Dias antes, o deputado contestou algumas informações divulgadas pela imprensa, dizendo que o ex-marido da filha não havia sido preso e nem confessado o crime.
Raquel e Romero tiveram um relacionamento de quase 10 anos e dois filhos, eles estavam em processo de divórcio litigioso e segundo investigações da Polícia Civil ele não aceita o fim do relacionamento.
Romero arquitetou o crime e seu irmão Rodrigo Xavier executou, matando a jovem com mais de 30 facadas, ele criou álibis fortes para desviar atenção da polícia e após isso foi ao velório da jovem chorar ao lado dos familiares dela.
Crime
Por volta das 9h, o deputado Cattani foi até a casa da filha, que fica em um sítio próximo do seu. Ele estranhou o fato de ela não ter aparecido para ordenhar as vacas, como de costume. Quando chegou no local, encontrou a porta aberta, com sinais de arrombamento.
Quando entrou, já flagrou a Raquel caída próximo da porta do quarto, com ferimentos que podem ter sido provocados por arma branca. Já o cômodo estava todo revirado.
A motocicleta da vítima, uma Honda CG Fan vermelha, não foi encontrada. Ele acionou a polícia, que isolou a cena do crime.
Confissão e prisão
Nesta quarta-feira (24), equipes da Delegacia Especializada de Roubos e Furtos e da Regional de Nova Mutum se dirigiu até o endereço de Rodrigo, na cidade de Lucas do Rio Verde. Após horas de vigilância, ele chegou na residência e ao ser entrevistado, apresentou muito nervosismo com a presença dos policiais.

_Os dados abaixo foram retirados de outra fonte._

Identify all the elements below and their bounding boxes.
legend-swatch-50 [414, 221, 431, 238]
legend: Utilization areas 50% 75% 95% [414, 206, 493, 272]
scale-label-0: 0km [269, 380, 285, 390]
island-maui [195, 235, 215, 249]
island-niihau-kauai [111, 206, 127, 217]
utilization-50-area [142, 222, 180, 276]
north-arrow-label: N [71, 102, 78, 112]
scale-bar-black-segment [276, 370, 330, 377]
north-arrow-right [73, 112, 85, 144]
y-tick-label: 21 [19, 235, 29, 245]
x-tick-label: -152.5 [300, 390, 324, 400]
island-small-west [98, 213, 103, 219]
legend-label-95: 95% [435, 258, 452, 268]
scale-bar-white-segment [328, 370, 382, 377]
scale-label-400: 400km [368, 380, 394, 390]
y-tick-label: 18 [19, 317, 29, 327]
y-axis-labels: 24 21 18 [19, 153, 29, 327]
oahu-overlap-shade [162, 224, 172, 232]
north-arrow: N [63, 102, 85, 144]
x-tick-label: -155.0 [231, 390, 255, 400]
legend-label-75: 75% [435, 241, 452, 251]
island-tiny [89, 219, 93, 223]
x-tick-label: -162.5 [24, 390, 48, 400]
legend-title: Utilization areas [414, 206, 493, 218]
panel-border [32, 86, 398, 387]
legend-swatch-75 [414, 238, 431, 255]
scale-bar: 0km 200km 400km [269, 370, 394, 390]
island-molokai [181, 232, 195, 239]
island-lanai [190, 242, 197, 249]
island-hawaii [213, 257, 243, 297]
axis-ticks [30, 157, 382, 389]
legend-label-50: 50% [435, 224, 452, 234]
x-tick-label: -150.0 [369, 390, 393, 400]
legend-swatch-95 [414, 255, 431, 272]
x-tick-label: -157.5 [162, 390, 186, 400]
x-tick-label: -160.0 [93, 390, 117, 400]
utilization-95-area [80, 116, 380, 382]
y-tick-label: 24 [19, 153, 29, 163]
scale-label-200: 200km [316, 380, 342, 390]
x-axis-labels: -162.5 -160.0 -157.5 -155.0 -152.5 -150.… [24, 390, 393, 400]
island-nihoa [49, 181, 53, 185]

Da porta que estava aberta, as equipes observaram um frasco de perfume feminino, em cima de uma bancada. Diante da evidente suspeita, ele confessou o homicídio de Raquel Cattani.
Na casa foram encontrados frascos de perfume, um aparelho de som, um cinto, um porta-celular e uma faca, todos os objetos pertencentes à vítima.
Durante a entrevista, a equipe investigativa reuniu informações que esclareceram que Rodrigo praticou o crime a mando do irmão, Romero. E levou alguns objetos da casa para simular um latrocínio e embaraçar as investigações da Polícia Civil.